News: Bluefunk Rhythm and Blues Club
Posted on: Friday, Nov 22, 2013
From Garry White of Bluefunk Rhythm and Blues Club:
It pains me greatly to say this but the future of Bluefunk Rhythm and Blues Club is in the balance. Since the club moved its primary base of operations from the WMC, Poynton to Cabin 5150 in Macclesfield very few of those on this Mailing List (nearly 600 strong) have even been to try the Cabin. There have been notable exceptions of hardcore Bluefunksters who still do come with passionate regularity and what ever happens I will try and keep them keep them informed of events worthy of their attendance.
These stalwarts will testify what a fabulous place Cabin 5150 is.

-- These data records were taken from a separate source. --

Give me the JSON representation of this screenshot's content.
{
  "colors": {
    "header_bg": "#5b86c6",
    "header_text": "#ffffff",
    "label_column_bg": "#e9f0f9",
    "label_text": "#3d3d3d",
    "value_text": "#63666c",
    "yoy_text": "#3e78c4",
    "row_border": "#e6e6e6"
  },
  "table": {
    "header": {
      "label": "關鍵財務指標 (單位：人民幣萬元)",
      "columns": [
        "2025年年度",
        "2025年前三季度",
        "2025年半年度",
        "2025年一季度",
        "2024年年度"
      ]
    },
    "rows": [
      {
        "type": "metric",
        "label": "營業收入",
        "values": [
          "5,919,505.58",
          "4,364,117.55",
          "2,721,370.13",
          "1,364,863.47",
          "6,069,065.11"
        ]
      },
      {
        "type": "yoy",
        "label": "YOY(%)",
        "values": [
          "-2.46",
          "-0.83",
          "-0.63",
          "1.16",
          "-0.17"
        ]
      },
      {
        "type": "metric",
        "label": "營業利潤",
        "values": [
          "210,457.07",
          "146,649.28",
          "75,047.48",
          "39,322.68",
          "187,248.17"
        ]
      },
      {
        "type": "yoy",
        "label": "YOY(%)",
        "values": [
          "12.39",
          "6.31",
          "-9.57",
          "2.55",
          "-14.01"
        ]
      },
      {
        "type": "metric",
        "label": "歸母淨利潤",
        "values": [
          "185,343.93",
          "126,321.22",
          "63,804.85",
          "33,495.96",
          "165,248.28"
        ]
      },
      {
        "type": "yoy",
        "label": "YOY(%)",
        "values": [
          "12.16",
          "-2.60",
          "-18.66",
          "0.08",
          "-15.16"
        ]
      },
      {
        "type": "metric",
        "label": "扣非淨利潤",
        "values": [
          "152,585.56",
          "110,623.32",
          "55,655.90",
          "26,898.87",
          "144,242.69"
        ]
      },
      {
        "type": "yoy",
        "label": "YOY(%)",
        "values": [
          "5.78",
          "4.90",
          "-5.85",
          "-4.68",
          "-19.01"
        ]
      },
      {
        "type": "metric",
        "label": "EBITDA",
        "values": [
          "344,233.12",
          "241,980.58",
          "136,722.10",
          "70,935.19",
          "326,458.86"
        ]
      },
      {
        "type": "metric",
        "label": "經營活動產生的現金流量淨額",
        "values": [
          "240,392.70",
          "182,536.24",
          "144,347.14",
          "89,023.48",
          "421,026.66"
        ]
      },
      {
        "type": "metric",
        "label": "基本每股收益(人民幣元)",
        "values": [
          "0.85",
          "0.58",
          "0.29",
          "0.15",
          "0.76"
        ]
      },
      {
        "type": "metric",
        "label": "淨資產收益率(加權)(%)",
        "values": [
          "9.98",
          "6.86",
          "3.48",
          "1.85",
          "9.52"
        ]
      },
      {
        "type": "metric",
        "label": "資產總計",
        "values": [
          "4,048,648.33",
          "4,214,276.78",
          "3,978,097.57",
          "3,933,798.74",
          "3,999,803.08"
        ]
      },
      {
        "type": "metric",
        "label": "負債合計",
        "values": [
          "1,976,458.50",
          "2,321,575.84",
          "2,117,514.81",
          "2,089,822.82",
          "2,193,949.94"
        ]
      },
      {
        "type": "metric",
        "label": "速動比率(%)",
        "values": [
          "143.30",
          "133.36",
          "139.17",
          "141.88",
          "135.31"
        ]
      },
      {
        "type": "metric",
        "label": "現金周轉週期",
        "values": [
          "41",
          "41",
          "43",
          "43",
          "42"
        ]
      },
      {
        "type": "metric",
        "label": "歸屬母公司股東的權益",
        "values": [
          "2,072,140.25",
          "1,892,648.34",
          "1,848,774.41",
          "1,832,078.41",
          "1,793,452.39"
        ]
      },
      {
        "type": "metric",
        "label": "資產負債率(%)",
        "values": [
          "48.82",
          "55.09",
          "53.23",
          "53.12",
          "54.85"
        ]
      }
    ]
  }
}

The sound and lighting system is a cut above and the quality of acts that have played for us since it opened has been diverse and superb, all of whom have adored the place and all of whom requested to return even when they know they can make more money in alternative larger capacity venues.
It has come down to pure economics. When I first started Bluefunk, I subsidised every event out of my own pocket until the great day arrived, nearly a year after it was founded, that I broke even. That was all I ever wanted plus the joy of working with world class musicians, and discovering the next generation who were going to keep the blues alive in perpetuity.
At the moment with one or two notable exceptions it has almost arrived back at square one. It appears that only the ‘names’ will draw people in numbers enough to make an event pay. Even then it sometimes does not work. 30 people for Simon McBride, one of the finest guitarists ever to come out of Ireland. is tragic and thoroughly embarrassing. Particularly when he was selling out venues 3 and 4 times the capacity up and down the country. Was he pissed off? No. He played out of his skin. He loved the venue and called it the ‘Ronnie Scott’s of the north.’
Go on to the website now www.bluefunkclub.wix.com/blues#!archive/c6yn – scroll down and reminisce a while.
At the moment I am of the mind to run the gigs that are already booked and call it a draw. I no longer feel the need to pay a band out of my own pocket any more for the benefit of a couple of dozen people. It is a lot easier and cheaper to drive a hundred mile round trip to see a great band in an inferior venue. Which is what I used to do.